Des milliers de personnes vivent dans des logements qui présentent un risque pour leur santé et leur sécurité, suite à ce que des membres du Parlement ont décrit comme « l'échec catastrophique » de deux programmes gouvernementaux d'isolation. Des défauts majeurs ont été identifiés dans plus de 30 000 logements où l'isolation a été installée dans le cadre de programmes gouvernementaux depuis 2022.
Le Comité des comptes publics, un organe parlementaire qui surveille les dépenses du gouvernement, a déclaré que le « niveau de non-conformité » des installateurs justifie une enquête pour fraude potentielle et a critiqué la réponse actuelle du gouvernement comme « non crédible ». Le comité a spécifiquement pointé du doigt les programmes d'isolation ECO 4 et GBIS, lancés en 2022, comme étant fondamentalement défectueux dans leur conception, suggérant qu'ils étaient presque « voués à l'échec » en raison d'un manque de surveillance de la part de hauts fonctionnaires du gouvernement.
Ces programmes, conçus pour améliorer l'efficacité énergétique et réduire la précarité énergétique, ont plutôt conduit à des problèmes généralisés tels que l'humidité et la moisissure, mettant en danger la santé des résidents. Le rapport du comité souligne un décalage important entre les objectifs visés par les programmes et leur mise en œuvre réelle, soulevant des questions sur l'efficacité de la surveillance gouvernementale et du contrôle de la qualité dans les projets de travaux publics à grande échelle.

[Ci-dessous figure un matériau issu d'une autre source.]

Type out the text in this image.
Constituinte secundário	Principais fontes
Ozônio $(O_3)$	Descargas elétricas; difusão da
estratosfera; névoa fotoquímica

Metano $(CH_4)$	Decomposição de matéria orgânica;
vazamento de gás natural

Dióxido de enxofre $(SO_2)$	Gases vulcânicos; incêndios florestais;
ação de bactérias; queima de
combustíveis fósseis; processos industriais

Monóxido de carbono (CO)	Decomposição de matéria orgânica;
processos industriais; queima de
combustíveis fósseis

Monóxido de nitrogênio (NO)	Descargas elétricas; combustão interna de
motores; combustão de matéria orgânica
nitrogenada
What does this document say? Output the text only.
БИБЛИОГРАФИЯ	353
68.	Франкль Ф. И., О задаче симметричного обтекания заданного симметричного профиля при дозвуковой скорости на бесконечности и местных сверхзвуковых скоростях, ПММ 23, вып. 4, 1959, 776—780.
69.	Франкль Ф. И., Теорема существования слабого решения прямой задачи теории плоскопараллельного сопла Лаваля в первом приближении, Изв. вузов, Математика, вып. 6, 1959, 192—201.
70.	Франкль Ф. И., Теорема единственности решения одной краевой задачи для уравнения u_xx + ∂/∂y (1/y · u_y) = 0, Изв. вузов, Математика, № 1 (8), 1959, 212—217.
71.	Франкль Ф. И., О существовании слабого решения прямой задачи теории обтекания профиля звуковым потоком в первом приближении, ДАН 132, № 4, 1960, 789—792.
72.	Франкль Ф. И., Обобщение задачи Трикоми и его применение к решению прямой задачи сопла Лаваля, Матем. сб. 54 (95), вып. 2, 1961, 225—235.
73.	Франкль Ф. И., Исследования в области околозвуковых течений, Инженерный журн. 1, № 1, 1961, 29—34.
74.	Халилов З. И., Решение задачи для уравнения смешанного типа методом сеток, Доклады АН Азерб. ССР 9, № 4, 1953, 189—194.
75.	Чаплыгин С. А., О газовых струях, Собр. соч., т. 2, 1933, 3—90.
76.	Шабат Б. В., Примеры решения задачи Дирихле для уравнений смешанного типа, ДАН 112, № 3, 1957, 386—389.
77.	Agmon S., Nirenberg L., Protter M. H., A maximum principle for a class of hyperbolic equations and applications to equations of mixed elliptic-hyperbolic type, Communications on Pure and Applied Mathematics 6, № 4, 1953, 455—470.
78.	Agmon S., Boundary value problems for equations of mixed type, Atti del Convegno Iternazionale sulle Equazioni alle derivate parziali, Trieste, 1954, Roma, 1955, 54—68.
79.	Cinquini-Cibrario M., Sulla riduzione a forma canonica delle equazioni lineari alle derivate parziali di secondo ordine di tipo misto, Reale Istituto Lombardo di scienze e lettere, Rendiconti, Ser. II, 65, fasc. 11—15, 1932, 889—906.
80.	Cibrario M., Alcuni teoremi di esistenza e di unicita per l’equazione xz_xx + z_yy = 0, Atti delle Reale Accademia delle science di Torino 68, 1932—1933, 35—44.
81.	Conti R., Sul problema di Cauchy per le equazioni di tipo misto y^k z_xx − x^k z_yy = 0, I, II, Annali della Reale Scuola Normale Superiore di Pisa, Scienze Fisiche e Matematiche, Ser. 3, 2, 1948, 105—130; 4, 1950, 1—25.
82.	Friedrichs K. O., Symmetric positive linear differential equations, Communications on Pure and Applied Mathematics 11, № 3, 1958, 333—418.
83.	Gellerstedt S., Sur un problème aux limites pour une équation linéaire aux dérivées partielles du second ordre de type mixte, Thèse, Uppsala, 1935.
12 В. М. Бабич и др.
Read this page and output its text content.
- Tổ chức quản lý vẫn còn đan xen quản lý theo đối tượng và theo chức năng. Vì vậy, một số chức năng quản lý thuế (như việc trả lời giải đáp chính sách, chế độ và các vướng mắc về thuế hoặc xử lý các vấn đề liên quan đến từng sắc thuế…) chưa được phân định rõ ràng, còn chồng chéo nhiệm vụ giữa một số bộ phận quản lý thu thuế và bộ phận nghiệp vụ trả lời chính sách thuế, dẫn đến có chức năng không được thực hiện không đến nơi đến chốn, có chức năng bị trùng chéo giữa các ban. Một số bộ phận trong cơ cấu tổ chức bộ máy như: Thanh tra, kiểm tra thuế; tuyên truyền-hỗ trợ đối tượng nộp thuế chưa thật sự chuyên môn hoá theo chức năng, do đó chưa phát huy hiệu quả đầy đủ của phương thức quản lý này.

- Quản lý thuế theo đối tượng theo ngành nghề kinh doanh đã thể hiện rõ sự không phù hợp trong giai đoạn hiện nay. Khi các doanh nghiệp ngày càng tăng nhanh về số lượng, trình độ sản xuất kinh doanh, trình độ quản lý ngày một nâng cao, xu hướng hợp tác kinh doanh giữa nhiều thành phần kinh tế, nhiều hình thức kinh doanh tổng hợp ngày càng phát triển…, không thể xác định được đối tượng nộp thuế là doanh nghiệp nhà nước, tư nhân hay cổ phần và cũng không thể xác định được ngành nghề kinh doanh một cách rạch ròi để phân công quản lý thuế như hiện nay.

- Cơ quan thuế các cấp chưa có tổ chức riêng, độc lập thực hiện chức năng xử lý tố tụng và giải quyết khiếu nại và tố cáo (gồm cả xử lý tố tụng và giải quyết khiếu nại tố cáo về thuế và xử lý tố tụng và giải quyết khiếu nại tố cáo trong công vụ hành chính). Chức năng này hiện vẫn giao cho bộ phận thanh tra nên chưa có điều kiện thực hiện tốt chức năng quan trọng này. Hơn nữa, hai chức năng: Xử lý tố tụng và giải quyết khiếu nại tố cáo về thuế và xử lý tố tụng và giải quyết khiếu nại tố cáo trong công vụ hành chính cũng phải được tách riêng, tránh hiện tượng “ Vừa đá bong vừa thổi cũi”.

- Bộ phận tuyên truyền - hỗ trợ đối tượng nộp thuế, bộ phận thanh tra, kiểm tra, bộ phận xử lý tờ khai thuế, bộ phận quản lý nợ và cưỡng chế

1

Un porte-parole du ministère de la Sécurité énergétique et du Zéro net a réfuté les allégations de risques généralisés pour la santé et la sécurité, déclarant que c'était « catégoriquement faux ». Le porte-parole a ajouté que, « pour la grande majorité, cela signifie qu'un logement peut ne pas être aussi économe en énergie qu'il devrait l'être ». Cette déclaration contraste fortement avec les conclusions du Comité des comptes publics, qui a souligné la gravité des défauts et les conséquences potentielles sur la santé des résidents concernés.
La situation souligne les défis de la mise en œuvre de programmes complexes d'efficacité énergétique et l'importance de mécanismes de surveillance et d'application robustes. Le Comité des comptes publics a appelé à une enquête approfondie sur la fraude présumée et à un examen complet de l'approche du gouvernement en matière de programmes d'isolation. Le rapport du comité soulève également des questions plus larges sur la responsabilité et la nécessité d'une plus grande transparence dans les initiatives financées par le gouvernement. Les prochaines étapes impliqueront probablement un examen plus approfondi par les commissions parlementaires et d'éventuelles actions en justice contre les installateurs non conformes, ainsi que des efforts pour assainir les logements concernés et assurer la sécurité et le bien-être des résidents.